Le Code Afep-Medef est très structuré, s’agissant d’un texte de 44 pages (contre 20 pages en 1995) et composés de 28 recommandations. Dans sa version actualisée en janvier 2020, le Code prendre position notamment sur deux sujets politiques : les carrières des femmes et l’écart de salaire entre le dirigeant et les salariés. Le Code recommande que l’équilibre entre femmes et hommes et la non-discrimination doivent être au cœur des missions du conseil d’administration. Ce dernier doit fixer des quotas pour favoriser une plus grande féminisation des instances dirigeantes des entreprises de façon à rendre la mixité obligatoire au sein des comités exécutifs et des comités de directions.
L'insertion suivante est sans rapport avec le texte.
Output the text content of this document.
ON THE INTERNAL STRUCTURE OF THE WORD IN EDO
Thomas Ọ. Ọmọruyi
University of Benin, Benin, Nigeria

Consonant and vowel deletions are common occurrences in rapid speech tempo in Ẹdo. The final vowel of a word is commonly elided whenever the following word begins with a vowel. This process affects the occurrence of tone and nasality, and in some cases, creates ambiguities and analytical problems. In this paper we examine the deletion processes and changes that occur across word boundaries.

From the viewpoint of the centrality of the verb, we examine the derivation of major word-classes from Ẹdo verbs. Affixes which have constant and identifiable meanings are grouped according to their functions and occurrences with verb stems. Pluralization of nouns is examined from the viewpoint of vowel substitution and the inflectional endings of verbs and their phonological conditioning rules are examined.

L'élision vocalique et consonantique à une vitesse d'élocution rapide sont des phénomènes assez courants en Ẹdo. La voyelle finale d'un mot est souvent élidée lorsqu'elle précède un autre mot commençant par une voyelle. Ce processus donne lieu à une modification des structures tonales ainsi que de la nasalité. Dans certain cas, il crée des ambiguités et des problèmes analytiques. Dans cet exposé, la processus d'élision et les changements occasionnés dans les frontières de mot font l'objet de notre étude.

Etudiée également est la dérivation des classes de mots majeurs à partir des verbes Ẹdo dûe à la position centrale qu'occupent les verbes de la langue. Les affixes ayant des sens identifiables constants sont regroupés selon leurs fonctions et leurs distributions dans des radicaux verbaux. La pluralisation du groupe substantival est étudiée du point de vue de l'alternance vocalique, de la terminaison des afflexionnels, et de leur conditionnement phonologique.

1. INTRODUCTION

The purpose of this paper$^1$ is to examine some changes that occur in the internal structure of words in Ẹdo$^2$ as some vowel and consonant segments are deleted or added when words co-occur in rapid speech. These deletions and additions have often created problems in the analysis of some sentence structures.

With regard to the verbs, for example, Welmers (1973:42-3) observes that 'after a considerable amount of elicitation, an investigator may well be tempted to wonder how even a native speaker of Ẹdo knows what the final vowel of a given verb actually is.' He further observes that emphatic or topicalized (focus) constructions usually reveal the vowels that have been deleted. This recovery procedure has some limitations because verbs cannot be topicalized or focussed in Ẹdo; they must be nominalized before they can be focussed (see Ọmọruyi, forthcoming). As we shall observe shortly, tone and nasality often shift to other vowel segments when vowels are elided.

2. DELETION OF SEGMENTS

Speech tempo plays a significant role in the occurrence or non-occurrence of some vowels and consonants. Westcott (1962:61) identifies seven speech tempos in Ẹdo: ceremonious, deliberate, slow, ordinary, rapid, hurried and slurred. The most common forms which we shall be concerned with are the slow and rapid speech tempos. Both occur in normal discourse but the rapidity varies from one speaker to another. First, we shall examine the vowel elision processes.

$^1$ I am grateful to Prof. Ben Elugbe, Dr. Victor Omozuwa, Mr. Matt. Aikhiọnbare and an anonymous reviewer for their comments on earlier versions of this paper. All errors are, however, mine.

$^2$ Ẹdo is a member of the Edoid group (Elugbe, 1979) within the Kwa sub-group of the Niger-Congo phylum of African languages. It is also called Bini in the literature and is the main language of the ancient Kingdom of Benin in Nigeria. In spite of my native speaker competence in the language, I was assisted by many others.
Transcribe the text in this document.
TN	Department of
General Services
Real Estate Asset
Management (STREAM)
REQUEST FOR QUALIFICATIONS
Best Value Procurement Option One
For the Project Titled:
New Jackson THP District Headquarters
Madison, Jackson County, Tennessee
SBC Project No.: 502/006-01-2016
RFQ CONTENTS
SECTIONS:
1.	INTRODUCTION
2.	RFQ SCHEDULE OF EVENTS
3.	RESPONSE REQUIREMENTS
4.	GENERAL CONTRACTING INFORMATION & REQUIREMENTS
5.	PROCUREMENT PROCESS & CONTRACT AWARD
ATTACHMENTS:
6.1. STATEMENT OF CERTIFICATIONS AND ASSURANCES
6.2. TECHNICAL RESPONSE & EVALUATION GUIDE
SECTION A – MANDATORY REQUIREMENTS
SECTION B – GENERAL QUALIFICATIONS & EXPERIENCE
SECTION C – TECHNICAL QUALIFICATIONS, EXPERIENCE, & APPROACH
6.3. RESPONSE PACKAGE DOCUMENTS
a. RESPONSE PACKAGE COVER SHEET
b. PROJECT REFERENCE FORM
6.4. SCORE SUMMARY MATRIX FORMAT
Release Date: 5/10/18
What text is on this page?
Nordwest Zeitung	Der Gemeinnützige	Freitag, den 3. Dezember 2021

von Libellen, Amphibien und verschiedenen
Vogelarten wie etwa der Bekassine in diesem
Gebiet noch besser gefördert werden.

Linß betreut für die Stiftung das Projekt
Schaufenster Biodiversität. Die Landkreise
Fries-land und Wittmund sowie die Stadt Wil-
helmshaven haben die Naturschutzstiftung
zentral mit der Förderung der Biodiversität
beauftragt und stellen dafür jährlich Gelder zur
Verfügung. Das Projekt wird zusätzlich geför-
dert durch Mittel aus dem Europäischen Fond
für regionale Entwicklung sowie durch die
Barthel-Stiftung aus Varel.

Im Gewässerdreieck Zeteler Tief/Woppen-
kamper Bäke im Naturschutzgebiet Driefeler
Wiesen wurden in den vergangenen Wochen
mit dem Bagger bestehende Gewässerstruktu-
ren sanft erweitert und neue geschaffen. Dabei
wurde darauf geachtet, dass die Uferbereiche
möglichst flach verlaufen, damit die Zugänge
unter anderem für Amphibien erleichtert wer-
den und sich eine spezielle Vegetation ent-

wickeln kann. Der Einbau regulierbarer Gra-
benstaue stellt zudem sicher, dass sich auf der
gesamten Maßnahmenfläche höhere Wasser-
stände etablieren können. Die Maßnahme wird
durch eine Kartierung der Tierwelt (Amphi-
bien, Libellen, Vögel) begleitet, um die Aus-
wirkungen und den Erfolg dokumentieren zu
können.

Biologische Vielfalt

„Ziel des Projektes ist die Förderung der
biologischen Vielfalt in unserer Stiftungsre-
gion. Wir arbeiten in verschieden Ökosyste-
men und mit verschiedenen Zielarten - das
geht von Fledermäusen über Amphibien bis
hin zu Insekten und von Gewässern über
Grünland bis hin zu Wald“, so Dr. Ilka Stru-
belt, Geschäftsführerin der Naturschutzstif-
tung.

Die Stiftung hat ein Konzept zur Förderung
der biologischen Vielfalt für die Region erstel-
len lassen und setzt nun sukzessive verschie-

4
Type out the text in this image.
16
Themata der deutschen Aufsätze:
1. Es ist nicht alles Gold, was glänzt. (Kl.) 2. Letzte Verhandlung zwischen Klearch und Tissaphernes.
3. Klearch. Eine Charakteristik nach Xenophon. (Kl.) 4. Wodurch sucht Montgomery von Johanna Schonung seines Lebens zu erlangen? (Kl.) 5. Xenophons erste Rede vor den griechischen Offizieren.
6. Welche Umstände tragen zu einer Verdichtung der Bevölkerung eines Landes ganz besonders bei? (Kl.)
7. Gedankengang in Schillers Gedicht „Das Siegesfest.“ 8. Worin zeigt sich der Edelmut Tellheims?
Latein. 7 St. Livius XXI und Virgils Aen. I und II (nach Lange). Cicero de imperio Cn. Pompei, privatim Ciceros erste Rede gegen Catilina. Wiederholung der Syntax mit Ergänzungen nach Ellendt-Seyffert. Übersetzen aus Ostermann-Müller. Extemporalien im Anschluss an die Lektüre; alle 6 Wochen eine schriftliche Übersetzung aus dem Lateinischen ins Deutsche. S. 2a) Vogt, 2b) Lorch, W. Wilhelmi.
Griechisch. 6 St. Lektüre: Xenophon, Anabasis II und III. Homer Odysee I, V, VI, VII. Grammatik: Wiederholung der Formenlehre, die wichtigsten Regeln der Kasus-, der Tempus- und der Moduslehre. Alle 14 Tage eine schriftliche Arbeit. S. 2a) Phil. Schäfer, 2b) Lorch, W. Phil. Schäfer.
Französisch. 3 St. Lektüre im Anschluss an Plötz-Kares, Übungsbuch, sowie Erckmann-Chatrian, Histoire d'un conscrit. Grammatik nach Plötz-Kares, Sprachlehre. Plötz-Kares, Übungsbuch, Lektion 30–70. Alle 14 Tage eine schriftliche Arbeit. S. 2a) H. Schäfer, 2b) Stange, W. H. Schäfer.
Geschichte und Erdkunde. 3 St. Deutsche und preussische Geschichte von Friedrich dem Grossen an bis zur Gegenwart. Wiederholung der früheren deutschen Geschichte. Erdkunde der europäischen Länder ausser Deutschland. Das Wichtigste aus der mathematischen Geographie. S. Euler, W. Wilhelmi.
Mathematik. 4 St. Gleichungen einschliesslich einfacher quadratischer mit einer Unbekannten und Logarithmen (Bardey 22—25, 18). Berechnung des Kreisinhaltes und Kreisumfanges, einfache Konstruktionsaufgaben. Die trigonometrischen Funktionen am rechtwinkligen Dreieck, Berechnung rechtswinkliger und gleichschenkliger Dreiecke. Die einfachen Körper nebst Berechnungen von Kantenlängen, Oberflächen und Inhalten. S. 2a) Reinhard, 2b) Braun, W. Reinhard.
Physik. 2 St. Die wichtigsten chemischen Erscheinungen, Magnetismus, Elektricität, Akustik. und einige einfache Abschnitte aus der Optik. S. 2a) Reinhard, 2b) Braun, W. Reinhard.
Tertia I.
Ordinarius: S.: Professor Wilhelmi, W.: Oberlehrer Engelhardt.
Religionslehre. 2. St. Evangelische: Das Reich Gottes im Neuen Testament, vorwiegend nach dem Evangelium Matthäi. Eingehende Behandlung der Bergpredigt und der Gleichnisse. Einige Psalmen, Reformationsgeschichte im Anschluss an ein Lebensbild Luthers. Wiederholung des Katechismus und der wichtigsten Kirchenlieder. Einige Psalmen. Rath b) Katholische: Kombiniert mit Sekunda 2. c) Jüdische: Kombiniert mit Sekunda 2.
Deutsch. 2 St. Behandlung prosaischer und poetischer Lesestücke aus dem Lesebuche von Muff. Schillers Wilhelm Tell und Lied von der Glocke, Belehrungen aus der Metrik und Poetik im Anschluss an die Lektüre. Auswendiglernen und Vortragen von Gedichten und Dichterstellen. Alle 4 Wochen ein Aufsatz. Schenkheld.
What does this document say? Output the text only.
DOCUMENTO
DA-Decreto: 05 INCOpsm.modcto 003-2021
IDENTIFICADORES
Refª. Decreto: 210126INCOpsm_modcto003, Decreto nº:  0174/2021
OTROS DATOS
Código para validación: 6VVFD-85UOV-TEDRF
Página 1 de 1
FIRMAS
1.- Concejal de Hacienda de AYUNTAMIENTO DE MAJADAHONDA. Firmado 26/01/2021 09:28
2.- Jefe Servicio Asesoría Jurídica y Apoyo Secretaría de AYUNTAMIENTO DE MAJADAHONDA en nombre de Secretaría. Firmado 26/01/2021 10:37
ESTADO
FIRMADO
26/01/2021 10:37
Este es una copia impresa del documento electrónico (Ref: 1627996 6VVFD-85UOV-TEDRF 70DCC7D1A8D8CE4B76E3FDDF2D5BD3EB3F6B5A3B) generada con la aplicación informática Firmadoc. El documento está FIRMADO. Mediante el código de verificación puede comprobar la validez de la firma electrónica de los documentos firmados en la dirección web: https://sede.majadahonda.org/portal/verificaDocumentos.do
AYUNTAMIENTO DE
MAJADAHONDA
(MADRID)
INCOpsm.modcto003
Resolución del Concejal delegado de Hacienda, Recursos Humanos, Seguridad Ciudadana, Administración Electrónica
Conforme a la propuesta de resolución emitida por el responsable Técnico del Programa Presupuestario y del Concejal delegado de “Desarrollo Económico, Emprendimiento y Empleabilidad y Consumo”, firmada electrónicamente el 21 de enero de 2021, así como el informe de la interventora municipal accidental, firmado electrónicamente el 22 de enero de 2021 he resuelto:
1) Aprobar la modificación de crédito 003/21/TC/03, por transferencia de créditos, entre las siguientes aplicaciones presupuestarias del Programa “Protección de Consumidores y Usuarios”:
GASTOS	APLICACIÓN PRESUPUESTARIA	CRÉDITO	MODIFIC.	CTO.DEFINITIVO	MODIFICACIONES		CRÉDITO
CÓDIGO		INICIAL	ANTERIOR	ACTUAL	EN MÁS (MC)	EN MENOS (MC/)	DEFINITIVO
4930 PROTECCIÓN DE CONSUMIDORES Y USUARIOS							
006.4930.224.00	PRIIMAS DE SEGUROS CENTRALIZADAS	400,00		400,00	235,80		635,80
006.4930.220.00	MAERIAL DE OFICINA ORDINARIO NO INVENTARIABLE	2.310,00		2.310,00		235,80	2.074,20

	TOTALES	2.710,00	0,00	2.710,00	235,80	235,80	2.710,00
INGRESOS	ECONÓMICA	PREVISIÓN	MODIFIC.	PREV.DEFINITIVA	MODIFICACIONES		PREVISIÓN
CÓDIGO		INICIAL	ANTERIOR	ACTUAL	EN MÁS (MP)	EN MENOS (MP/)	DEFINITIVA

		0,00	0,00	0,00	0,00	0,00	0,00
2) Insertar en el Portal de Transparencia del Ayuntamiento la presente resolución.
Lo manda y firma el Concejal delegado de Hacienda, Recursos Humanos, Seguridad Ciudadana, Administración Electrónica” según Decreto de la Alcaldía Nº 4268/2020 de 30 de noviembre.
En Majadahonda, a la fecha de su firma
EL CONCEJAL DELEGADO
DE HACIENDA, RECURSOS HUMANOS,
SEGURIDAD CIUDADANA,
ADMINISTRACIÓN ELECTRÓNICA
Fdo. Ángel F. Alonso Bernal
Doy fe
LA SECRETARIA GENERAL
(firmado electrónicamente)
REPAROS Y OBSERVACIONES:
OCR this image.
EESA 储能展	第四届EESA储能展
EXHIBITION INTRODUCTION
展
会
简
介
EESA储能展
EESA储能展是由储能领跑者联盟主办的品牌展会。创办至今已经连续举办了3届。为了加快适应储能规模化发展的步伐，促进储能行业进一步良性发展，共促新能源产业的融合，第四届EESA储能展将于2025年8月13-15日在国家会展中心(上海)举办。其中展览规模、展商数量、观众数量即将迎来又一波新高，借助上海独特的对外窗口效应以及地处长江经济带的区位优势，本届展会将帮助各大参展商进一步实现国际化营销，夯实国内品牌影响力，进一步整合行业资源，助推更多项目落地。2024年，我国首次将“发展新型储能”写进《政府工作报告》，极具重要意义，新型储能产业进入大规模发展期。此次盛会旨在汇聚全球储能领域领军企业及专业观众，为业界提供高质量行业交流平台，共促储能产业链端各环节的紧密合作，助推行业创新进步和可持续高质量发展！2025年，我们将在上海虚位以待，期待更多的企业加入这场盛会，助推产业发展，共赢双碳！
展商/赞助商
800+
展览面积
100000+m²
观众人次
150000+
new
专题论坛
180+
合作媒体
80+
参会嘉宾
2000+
Pour ce qui concerne le sujet des écarts de salaire, le Code Afep-Medef impose au conseil d’administration d’insérer dans le rapport annuel sur le gouvernement d’entreprise des informations « sur les ratios permettant de mesurer les écarts entre la rémunération des dirigeants mandataires sociaux et celle des salariés de l’entreprise ».

Le Code d’autodiscipline en Italie

Le Code d’autodiscipline a été publié pour la première fois en 1999. La rédaction du Code d’autodiscipline est assurée par le Corporate Governance Committee – composé d’associations représentant les émetteurs (Abi, Ania, Assonime, Confindustria) et les investisseurs (Assogestioni) – en collaboration étroite avec la bourse de Milan. Ce Code est majoritairement utilisé par les sociétés cotées sur l’indice MTA de la bourse de Milan.

Le Code est régulièrement mis à jour afin de le conformer aux meilleures pratiques internationales de gouvernance. Les premières versions du Code d’autodiscipline insistaient sur la nécessité de :

  • Revoir régulièrement la composition, l’organisation et le fonctionnement du conseil d’administration.
  • Préciser le rôle et les fonctions des administrateurs exécutifs et des administrateurs non exécutifs.
  • Assurer la présence d’administrateurs indépendants. A ce propos, il recommandait la création de comités spécialisés du conseil.
  • Structurer et mettre en place un système de contrôle interne efficace et adapté aux exigences de transparence et de conformité des entreprises. Il recommandait notamment la création d’un comité pour le contrôle interne.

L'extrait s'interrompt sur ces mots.